動かぬ体を無理やり起こそうとすると、菊はそれをさせまいとばかりに俺に抱きつく力を強めて抑えこみにきた。
「駄目! 駄目です! 武殿……貴方は今の自分の状態が分かっておられるのですかっ!」
菊は切なげな声で、しかし叫ぶように俺を諭そうとした。
「……ごめん。ぐっ……でも、いまねてたら、あしたいきられなくなる……」
菊にどれほど心配をかけているかは、彼女の様子を見ていれば痛いほど伝わってくる。しかし、それに負けて引き下がるわけにはいかなかった。
「……でも……でも……」
菊は俺を抱きしめたまま、まるで幼い子供のようにイヤイヤと首を横に振った。
丁度その時、スッと襖が開いた。
「失礼します、武様。僭越ながら申し上げます。武様の体を冒している毒は決してヌルい毒ではございません。菊姫様のおっしゃる通り、今は体をお休めになるべきかと」
鬼灯だった。片膝をつき、廊下で頭を垂れている。
「ほおずきか……」
俺は、鬼灯の声がしても俺の体を離そうとしない菊に抱きしめられたまま尋ねる。
「はい。武様の指示は窺いましたが、独断で武様だけは藤ヶ崎にお連れしました」
「おれだけ……?」
「はい。私他5名の護衛役を除き、みな武様の指示通りに動いています。重秀様らは、あれからすぐに笹島を目指して移動を開始しました。今日は、あれから七日目。もうとっくに到着しているでしょう」
「じいさんとあつのぶは……?」
「永倉平八郎様、三森敦信殿ともに、佐方の軍勢を抑えこんでいます。永倉平八郎様の方はほぼ国境まで押し返している状況です。三森敦信殿の方は、武様の指示通りに東の砦へと続く山道に陣取って未だ応戦中です。敵は武様の読み通りに、守りのいない朽木に襲いかかる前に三森敦信殿を討つべく転進しました」
ほぼ最良の状態か。爺さんも敦信も頑張ってくれているなあ。
「……そっか……」
鬼灯の言葉に、少しホッとして体の力を抜く。
すると、俺に抱きついて起き上がらせまいとしていた菊も、ようやく気持ちが落ち着いたのか、ゆっくりと俺の体を解放してくれた。
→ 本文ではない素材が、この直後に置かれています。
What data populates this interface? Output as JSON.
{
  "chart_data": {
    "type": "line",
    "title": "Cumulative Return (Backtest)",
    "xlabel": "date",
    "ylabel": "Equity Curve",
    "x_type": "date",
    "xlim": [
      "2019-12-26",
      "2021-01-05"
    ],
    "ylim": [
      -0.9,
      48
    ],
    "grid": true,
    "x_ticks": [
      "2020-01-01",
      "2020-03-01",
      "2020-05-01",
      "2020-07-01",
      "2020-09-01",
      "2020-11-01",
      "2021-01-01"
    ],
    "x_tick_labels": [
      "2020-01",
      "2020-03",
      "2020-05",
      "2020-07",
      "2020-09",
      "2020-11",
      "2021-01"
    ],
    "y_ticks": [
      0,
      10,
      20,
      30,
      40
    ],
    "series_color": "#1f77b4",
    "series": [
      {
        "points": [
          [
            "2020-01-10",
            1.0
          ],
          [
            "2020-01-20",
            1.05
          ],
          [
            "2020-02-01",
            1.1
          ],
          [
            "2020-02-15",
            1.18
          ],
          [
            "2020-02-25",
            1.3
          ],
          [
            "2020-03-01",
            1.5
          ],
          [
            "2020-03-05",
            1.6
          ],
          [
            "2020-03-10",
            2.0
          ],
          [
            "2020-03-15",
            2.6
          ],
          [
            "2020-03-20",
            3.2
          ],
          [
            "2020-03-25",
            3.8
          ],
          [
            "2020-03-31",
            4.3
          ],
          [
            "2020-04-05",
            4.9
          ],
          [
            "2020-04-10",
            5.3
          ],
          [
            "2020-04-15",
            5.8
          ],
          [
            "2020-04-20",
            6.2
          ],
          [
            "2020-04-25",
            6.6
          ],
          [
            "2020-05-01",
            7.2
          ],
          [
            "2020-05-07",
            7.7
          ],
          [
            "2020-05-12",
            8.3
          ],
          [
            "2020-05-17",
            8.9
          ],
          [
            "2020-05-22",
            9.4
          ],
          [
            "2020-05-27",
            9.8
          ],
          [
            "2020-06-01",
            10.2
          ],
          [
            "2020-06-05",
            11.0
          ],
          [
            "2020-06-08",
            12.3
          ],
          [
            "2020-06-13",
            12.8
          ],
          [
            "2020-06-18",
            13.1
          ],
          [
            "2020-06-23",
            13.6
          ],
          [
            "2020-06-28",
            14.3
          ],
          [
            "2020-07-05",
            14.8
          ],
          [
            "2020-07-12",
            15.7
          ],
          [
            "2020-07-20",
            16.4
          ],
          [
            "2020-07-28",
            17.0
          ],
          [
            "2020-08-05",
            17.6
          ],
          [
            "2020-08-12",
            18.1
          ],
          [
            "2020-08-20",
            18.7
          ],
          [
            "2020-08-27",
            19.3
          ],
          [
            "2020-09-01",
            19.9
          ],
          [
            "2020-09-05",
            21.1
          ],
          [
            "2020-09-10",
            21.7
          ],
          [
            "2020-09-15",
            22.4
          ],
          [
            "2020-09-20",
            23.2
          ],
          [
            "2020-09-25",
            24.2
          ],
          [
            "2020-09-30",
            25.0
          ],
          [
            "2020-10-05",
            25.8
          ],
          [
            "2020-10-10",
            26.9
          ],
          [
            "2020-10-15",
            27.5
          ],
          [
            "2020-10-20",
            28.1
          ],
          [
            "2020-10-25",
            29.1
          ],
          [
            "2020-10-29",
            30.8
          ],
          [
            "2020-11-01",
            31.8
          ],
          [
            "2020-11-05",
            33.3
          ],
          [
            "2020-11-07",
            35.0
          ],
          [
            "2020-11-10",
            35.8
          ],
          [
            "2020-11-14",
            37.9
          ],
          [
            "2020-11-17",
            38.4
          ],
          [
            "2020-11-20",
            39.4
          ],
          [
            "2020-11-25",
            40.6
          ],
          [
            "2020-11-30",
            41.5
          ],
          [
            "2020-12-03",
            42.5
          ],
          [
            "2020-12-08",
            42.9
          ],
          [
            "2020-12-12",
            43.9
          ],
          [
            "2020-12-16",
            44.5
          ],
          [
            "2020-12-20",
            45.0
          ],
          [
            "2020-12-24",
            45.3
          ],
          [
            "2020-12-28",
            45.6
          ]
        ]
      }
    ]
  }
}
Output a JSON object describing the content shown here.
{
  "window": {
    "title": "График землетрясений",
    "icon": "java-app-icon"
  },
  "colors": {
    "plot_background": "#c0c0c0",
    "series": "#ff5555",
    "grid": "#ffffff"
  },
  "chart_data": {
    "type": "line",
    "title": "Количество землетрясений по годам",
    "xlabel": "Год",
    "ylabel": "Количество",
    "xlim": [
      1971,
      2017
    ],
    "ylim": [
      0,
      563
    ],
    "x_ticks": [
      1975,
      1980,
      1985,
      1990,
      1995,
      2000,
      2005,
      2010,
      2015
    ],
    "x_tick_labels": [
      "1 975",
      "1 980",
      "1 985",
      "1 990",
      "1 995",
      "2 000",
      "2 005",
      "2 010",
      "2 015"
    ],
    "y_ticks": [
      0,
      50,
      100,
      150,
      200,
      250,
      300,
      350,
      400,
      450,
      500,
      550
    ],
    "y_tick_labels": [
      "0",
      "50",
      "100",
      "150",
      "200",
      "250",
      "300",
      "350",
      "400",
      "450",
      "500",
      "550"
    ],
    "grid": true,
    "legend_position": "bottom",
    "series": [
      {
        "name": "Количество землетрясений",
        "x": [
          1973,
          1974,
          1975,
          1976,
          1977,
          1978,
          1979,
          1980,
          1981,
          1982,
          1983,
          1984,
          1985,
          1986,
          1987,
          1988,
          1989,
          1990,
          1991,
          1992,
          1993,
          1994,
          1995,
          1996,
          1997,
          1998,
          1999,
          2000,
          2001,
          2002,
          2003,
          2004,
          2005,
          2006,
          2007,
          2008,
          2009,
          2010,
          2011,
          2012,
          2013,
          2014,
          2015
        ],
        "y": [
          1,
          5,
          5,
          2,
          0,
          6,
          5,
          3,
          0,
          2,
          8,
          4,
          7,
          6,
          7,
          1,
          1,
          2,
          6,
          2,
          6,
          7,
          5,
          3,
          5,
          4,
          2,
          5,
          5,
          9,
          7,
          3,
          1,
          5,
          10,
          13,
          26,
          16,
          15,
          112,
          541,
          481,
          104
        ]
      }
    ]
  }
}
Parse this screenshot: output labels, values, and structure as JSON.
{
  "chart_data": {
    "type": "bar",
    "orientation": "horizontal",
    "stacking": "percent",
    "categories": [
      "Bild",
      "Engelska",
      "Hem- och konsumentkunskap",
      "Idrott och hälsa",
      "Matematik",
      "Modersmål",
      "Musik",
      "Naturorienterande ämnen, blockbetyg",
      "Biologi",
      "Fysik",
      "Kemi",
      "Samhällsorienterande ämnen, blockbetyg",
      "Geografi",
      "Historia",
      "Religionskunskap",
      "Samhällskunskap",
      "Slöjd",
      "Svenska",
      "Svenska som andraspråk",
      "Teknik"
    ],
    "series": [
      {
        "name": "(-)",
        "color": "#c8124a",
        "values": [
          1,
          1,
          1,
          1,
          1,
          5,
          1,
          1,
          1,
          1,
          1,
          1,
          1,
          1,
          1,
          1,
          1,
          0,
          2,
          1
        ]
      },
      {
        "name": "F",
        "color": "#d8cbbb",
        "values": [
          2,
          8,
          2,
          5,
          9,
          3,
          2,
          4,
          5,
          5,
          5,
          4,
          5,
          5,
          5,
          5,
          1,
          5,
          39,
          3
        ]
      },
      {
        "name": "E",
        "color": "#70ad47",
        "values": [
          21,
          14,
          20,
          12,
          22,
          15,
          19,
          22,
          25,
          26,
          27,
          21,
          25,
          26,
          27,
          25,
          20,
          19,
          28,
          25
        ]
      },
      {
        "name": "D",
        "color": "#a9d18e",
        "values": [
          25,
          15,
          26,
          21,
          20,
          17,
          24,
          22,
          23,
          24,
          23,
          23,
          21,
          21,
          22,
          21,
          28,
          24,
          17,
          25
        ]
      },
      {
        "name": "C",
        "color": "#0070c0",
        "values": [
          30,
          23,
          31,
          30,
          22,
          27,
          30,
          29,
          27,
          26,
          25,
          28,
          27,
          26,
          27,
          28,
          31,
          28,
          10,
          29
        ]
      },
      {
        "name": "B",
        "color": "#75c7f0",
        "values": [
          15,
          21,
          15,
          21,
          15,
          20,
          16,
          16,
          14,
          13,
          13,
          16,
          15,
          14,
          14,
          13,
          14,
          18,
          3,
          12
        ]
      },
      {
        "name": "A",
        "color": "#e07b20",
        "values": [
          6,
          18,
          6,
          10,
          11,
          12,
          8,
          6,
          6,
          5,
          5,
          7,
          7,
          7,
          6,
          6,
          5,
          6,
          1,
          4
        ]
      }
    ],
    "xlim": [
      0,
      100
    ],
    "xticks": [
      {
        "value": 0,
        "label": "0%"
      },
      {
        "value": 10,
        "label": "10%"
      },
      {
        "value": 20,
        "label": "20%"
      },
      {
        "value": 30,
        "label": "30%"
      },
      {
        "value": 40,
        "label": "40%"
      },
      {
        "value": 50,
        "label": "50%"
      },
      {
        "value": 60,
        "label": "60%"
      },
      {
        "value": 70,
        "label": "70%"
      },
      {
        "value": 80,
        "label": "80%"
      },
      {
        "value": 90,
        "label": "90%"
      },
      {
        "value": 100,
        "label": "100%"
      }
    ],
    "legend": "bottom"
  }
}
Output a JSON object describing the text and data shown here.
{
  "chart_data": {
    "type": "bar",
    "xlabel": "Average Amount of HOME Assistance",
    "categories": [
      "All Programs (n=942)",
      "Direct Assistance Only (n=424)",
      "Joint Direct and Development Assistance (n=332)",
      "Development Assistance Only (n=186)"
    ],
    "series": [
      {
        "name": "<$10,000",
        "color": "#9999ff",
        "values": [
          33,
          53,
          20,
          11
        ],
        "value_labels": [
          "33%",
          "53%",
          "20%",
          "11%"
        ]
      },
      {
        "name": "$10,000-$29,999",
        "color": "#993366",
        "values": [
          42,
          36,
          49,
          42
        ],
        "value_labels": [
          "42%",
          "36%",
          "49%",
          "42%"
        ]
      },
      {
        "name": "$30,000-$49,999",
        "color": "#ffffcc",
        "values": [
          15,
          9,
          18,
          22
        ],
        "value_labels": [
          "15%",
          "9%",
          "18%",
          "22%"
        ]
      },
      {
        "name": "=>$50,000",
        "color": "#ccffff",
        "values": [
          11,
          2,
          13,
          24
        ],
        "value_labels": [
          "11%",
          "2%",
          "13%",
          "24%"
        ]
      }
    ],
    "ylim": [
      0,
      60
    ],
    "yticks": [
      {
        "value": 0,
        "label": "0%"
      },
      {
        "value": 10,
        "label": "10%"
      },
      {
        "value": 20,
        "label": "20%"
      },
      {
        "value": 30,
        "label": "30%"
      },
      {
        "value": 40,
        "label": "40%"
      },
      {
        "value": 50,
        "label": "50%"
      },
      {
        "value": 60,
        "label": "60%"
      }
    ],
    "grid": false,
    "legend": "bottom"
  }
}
「ですので、今は少しでも体をお休めになられませ。勝手な事をした私への処罰を含め、お務めはそれからでも遅くはございません」
その鬼灯の言葉に、俺よりも先に菊が反応する。
「そんな! 貴女はよくやってくれました! 武殿の体を蝕んだ毒を解いてくれたのも貴女ではございませんか! 処罰などとんでもない。あのまま放っておいたら、間違いなく武殿は命を失っていたのでしょう?」
「はい。されど、武様の指示は『止まるな、引き返すな』でございましたから」
「その結果、主を死なせてしまうことになっては臣として本末転倒です。貴女は臣として最良の選択をしました。罰を受ける必要などありません」
菊は、いつになく強い調子で鬼灯の言葉を否定する。
多分菊は、鬼灯ではなく俺に向かって言っているのだろう。鬼灯を罰するな、と。
「……ふう。そうだな……うん。ほおずき、ありがとう」
「……はっ」
俺が床の中で体の力を抜いてホゥと深く息を吐くのを見ると、鬼灯も少し安心したようにその体の緊張を解いた。